Buried at the end of The Financial Times’s report on Apple Pay Later last week (syndicated here at Ars Technica):

Apple said its decision to go it alone was in part taken to avoid
sharing personal data with third parties. The company will not
charge fees for late payments, in line with Klarna and Affirm, but
will restrict access to further short-term credit.

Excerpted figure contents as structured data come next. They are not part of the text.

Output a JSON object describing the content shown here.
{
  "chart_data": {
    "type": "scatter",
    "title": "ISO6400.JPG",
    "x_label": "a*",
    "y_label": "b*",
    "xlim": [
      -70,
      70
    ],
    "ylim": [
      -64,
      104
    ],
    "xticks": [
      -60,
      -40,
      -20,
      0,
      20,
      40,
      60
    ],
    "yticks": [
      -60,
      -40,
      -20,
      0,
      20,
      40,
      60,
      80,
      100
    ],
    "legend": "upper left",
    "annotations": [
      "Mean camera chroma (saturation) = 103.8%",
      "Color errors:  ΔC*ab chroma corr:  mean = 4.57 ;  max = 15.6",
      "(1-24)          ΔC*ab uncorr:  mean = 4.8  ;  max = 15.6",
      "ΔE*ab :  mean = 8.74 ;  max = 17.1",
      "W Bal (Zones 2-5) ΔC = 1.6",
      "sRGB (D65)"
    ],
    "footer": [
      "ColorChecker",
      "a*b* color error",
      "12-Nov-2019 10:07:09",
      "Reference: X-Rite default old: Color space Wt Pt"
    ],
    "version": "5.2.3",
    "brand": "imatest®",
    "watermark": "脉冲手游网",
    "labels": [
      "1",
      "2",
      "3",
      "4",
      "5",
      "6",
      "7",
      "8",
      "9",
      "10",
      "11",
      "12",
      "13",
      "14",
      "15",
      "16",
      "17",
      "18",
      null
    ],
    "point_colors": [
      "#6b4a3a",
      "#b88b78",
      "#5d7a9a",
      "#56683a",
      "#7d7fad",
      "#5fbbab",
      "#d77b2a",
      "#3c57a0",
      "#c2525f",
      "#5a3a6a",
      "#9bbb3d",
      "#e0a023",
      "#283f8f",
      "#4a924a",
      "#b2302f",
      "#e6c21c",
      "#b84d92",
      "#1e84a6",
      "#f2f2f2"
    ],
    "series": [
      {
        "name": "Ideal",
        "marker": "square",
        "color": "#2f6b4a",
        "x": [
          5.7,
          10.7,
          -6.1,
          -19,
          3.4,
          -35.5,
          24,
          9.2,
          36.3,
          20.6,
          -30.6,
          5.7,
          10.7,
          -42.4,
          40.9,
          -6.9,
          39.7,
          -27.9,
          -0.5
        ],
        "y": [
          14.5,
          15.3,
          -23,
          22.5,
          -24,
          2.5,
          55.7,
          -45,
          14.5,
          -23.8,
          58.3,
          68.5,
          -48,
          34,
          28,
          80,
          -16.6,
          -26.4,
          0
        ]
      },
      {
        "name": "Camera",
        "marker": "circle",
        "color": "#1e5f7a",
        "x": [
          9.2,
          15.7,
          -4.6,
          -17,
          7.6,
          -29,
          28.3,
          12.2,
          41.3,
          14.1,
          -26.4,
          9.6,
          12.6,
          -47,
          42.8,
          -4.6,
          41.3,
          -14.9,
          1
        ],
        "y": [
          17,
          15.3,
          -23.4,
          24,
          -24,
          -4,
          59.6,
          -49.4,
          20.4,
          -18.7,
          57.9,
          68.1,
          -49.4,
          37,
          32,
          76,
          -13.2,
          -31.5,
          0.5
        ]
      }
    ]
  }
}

Makes me wonder what Klarna and Affirm et al. are doing with customer data for BNPL purchases. From a Fast Company story on BNPL companies last month:

Until now, the dominant narrative explaining BNPL’s success is
that consumers — particularly, younger ones — are hungry for
financing options that are less predatory than credit cards with
their 15% average APR. But there is more to the story. Due to
privacy changes, most notably the tracking restrictions that Apple
made available to iPhone users in April 2021, retailers have not
been able to target customers through platforms like Meta, which
owns Facebook and Instagram, as they had before. Nor can they
definitively attribute an e-commerce sale to a digital ad. BNPL
companies, thanks to their increasingly robust apps and email
lists, can solve both those problems. Moreover, they have an
advantage over social media and digital advertising in
understanding consumers’ credit, and, by extension, their buying
power. Even as they undercut credit cards, BNPL companies are, by
design, amplifying consumer spending. Consumers can still get a
fair deal with BNPL products, provided they stay within their
budgets and pay on time. But they should understand who BNPL
companies are actually working for.

Spoiler: the retailers.

In its early days, in the mid-2010s, BNPL had a relatively simple
job. By offering to break a purchase into monthly payments at the
point of sale, BNPL could reduce cart abandonment, a common
problem for larger-ticket items, especially those being sold by
startup brands such as Casper Sleep and Peloton. Leading BNPL
players claim that they can increase checkout conversion rates by
20% to 30%. “We are in the business of bringing [merchants] new
customers, increasing their cart size, increasing their
conversion at point of sale,” Affirm cofounder and CEO Max
Levchin said last year.

Apple Pay Later appears to simply be in the business of allowing users to split purchases into multiple payments, interest-free, with complete privacy.